Map Packs are coordinated collections of maps, often released all at once, that follow a common theme and can potentially be added as a page on BeastSaber and even potentially featured on the front page.
Whether a map pack is eligible to be featured is determined by a point system managed by the Senior Curators. Curators can assist in screening maps for packs in which they were not involved, but the ultimate page creation and featuring system lies with the Senior Curators.
How do I become a curator?
Read this page thoroughly and then complete our Curator Application Form. Due to a high volume of requests, we will only contact those we feel would be a good fit for the team. While you should have an understanding on the basic principles of mapping, we do recruit people with a variety of skills and backgrounds, and we are willing to train.

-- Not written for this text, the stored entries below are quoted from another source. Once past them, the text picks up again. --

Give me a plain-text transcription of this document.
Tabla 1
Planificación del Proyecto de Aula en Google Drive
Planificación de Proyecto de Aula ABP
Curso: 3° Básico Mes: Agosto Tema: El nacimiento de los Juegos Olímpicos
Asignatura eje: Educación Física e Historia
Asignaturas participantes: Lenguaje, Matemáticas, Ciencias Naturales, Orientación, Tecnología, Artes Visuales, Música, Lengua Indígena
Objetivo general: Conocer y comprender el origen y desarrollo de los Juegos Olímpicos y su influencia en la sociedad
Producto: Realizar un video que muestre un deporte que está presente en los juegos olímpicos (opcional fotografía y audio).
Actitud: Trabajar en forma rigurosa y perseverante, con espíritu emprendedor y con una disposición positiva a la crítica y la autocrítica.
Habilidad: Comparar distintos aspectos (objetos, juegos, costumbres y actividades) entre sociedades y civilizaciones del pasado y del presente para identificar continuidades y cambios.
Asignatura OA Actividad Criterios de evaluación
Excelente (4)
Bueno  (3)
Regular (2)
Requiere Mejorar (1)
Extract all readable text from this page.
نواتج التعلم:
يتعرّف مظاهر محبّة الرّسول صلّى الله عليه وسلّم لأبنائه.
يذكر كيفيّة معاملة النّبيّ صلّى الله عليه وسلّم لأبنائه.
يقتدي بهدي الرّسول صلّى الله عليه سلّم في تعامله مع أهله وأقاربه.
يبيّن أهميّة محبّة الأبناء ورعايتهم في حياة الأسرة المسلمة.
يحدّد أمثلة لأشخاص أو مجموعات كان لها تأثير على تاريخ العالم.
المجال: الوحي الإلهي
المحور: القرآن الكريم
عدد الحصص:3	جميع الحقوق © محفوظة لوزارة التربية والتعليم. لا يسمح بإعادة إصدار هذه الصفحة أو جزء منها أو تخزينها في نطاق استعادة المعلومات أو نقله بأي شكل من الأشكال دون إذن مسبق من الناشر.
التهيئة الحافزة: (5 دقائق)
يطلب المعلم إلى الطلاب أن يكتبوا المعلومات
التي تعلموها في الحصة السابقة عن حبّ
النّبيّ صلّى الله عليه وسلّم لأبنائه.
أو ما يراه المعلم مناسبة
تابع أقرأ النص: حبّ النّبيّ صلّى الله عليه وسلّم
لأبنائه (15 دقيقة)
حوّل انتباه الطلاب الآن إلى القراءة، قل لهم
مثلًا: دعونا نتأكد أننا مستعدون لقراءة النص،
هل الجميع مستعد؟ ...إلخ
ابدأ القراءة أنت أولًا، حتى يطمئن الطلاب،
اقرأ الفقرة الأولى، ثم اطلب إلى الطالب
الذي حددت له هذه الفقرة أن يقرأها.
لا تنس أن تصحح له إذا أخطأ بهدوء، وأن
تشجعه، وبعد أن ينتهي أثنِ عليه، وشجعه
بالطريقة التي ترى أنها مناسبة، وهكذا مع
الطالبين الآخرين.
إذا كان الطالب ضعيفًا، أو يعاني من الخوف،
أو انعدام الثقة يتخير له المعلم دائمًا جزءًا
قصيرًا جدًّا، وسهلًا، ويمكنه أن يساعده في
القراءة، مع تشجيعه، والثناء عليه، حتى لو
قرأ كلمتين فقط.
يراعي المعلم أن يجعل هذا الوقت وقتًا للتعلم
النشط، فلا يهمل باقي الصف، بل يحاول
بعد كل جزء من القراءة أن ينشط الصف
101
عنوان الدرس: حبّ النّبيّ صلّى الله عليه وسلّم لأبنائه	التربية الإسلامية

Can I curate my own maps if they meet quality standards?
No. You can add your maps to the #curation-request channel to be reviewed by another curator. This also applies to maps on which you were a collaborator, or maps you commissioned. Curating your own maps will result in a discussion with Curator Management and possible removal from the team.
Can I curate my friends’ maps if they meet the quality standards?
Yes, though you should strive to be as objective as possible and treat it just like a map by any other mapper. Ensure that 5/5 ratings are earned and don’t be afraid to take off rating points if a facet of the map is not fully up to snuff. If you feel pressured by a mapper to curate their maps, please contact a Senior Curator, Moderator, or Admin.
Can I curate older maps?
If you’ve found a gem of a map from 2019 that was missed, you can absolutely curate it, but you shouldn’t change the date on the post.
I reviewed a map that really needs a lot of improvement. How do I send constructive feedback to the mapper without making them feel bad?
You have multiple tools at your disposal to send feedback. If you want to leave a review without the prominence of a curator review, you can leave a standard public review. You can attempt to send the user a message through the site or, if you have their contact information you can try to privately DM them. Best practices for constructive criticism still apply and you should always keep your interactions professional.